Hiringa plans to use renewable electricity (such as wind turbines and solar) to produce hydrogen through electrolysis. This "green" hydrogen requires energy to create the hydrogen from water. However, this is a clever way of turning surplus electricity that is hard to store into hydrogen that can be easily stored for later use. Technological improvements are making this process more and more efficient.

Do we have enough water to produce hydrogen for all our needs?

Hydrogen is the most abundant element on the planet, and electrolysis requires a surprisingly small amount of water compared to other processes and farming.Whilst a full, global hydrogen economy is still years away, companies are currently developing technology to create hydrogen from sea water. This process combined with less global carbon emissions, could also reduce the increasing salinity of the world's oceans; another effect global warming is having on our planet.

What is green, blue and brown hydrogen?

Hydrogen produced from water and renewable power sources such as wind and solar, is called "green" hydrogen. Carbon neutral hydrogen produced from fossil fuels when the carbon is captured and either sequestered or used is considered "blue" hydrogen. "Brown" hydrogen is hydrogen produced from fossil fuels and emits carbon. The majority of hydrogen produced in New Zealand has been brown hydrogen. We are working to introduce green hydrogen to replace brown hydrogen and imported fossil fuels. About 60% of New Zealand's energy needs are supplied by fossil fuels, and a large proportion is imported liquid fuel.

Hydrogen & Vehicles

How does hydrogen work to power a vehicle, and how would it be refuelled?

Hydrogen powered electric vehicles are called FCEVs (fuel cell electric vehicles). The fuel cells convert hydrogen into electricity needed to power the vehicles, with the only emissions being water vapour. Specifically designed refueling stations will be strategically positioned throughout the country.

Refuelling a FCEV is similar to refuelling a diesel or petrol vehicle and takes a similar amount of time.

How will hydrogen compare from a cost point of view?

At the moment, fuel cell vehicles and hydrogen fuel is more expensive than diesel and petrol. However, this changing rapidly and at Hiringa we are working to bring down the cost to reach parity with fossil fuels.

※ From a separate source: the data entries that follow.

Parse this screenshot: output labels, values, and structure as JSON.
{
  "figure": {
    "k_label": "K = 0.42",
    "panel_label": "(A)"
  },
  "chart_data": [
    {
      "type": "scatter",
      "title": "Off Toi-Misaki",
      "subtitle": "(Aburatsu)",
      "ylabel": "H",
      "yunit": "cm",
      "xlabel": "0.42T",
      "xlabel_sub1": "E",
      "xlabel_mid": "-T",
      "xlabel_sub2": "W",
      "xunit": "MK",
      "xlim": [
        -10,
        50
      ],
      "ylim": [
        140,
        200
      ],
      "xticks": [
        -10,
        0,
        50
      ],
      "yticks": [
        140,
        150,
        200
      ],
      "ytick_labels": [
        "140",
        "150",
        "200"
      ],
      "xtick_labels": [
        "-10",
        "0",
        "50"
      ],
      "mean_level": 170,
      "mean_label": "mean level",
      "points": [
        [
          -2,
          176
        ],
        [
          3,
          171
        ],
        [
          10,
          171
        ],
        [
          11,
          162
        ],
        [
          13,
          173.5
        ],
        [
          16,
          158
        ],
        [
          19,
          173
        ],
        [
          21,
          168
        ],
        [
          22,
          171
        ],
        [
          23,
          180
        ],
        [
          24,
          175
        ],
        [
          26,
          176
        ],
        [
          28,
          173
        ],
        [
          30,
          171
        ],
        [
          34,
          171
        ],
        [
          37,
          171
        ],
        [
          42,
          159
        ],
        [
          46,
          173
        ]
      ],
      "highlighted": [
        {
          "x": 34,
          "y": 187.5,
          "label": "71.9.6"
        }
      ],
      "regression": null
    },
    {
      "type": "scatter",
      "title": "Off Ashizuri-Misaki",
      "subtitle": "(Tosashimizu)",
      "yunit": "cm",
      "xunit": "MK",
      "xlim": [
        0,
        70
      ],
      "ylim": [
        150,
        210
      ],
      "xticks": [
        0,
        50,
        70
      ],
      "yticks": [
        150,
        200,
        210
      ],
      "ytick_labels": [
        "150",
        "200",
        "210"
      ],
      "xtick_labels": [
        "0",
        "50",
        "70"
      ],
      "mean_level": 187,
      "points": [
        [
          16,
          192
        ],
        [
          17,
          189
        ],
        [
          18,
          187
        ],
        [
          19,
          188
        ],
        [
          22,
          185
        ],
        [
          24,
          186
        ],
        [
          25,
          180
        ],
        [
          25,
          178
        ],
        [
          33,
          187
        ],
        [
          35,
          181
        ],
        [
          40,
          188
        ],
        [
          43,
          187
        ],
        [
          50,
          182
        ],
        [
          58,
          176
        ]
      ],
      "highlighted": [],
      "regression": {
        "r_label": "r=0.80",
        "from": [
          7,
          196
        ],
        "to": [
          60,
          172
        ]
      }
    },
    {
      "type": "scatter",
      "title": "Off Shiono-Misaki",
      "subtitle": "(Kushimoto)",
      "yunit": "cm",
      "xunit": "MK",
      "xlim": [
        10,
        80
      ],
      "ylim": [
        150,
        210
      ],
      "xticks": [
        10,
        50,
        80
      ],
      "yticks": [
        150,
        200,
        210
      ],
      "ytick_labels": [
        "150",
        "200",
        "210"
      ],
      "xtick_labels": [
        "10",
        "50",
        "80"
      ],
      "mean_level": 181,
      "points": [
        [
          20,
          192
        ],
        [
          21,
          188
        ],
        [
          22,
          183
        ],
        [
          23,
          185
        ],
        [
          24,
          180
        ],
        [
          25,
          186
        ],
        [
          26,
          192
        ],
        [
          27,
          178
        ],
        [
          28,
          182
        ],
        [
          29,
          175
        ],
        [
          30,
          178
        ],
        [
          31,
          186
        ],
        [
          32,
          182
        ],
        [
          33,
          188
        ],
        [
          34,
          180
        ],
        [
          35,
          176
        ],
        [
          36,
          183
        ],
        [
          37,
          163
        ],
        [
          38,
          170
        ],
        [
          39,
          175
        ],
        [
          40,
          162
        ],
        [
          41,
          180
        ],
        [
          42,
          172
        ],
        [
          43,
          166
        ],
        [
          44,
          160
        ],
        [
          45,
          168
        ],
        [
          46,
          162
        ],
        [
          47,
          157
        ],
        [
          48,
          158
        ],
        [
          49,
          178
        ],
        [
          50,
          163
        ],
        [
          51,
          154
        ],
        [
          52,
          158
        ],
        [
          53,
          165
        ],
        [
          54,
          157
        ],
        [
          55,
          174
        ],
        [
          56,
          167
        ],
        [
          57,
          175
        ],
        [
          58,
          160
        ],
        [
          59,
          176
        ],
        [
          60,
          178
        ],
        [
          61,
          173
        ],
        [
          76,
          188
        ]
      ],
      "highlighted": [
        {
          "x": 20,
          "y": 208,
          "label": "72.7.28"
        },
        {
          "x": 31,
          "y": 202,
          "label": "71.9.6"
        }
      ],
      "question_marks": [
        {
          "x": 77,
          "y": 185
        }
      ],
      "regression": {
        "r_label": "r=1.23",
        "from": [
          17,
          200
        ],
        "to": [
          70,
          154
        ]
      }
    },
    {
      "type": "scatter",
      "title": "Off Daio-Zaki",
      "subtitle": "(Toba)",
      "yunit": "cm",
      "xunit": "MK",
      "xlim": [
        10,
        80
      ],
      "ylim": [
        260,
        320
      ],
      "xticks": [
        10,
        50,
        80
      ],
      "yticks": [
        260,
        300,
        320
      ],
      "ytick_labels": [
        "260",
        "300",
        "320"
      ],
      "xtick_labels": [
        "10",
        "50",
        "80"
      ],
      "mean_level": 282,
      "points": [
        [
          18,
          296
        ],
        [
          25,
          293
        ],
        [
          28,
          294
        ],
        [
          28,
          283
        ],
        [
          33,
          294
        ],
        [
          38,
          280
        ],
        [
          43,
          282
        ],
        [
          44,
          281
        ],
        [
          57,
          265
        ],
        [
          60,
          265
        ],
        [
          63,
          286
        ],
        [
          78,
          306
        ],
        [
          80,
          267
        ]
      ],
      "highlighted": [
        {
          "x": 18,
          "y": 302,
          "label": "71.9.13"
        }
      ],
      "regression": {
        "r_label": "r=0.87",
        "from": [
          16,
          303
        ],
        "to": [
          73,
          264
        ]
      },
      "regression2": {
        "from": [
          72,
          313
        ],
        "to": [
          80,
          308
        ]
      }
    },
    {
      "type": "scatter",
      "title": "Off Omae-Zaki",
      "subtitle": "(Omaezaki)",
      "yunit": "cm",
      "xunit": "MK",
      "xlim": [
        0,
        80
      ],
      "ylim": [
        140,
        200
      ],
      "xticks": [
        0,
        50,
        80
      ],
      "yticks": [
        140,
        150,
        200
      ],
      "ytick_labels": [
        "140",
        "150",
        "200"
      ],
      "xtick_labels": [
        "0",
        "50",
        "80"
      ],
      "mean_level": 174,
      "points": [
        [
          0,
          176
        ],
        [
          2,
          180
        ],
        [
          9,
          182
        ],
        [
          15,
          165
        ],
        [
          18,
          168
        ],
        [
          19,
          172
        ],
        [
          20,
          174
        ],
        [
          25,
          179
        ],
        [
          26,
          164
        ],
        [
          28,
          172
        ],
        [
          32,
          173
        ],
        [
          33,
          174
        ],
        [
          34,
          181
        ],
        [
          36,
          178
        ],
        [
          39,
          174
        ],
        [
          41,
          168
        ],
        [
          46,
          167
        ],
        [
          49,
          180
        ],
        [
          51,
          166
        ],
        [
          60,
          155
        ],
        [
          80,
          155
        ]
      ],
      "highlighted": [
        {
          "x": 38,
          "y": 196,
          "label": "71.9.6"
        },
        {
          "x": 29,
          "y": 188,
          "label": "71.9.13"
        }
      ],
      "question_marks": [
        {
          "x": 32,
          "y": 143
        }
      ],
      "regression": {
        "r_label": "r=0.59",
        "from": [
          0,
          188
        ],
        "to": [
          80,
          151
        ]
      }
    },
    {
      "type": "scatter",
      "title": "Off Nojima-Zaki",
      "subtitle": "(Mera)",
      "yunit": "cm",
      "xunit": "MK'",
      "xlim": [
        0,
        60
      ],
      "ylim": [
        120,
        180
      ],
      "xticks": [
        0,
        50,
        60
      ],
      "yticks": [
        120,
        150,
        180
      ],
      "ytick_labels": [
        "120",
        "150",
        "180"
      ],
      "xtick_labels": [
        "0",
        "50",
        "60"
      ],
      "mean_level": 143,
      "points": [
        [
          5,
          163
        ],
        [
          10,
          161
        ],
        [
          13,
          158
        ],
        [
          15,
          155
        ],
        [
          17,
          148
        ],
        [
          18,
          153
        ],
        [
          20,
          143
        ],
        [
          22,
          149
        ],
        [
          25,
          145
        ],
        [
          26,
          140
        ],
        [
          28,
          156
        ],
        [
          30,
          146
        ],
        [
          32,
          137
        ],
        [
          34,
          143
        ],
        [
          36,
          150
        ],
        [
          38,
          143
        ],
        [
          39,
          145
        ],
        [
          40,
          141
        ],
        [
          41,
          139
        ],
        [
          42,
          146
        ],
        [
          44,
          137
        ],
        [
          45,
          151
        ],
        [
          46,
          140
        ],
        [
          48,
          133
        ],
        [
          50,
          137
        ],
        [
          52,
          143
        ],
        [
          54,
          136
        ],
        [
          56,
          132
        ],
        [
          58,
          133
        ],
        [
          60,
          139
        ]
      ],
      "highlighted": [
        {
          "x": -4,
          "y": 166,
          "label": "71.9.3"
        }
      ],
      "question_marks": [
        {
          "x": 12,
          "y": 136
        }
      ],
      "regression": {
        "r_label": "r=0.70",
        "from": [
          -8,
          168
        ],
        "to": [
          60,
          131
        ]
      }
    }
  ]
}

As an example of fuel cost, we are initially targeting a hydrogen price so that a hydrogen light vehcile can be driven 800km before being refuelled for about $120.

What is a hydrogen FCEV?

A hydrogen FCEV (Fuel Cell Electric Vehicle) is a type of electric vehicle which uses a fuel cell to generate power to the motor, using hydrogen that is stored in a compressed form in an onboard tank, and oxygen from the air. FCEVs are zero-emission vehicles and only emit water vapour.

What is the difference between a battery electric vehicle and a FCEV?

Where conventional vehicles burn fuel in an internal combustion engine, battery powered electric vehicles don't have an engine, but instead, they use energy stored in batteries to power one or more electric motors. FCEVs (Fuel Cell Electric Vehicles) are also driven by an electric motor and have a battery, but they also create electricity in an onboard fuel cell, using oxygen from the air and stored hydrogen. They are quite similar, however with a FCEV we are able to decouple energy conversion from energy storage.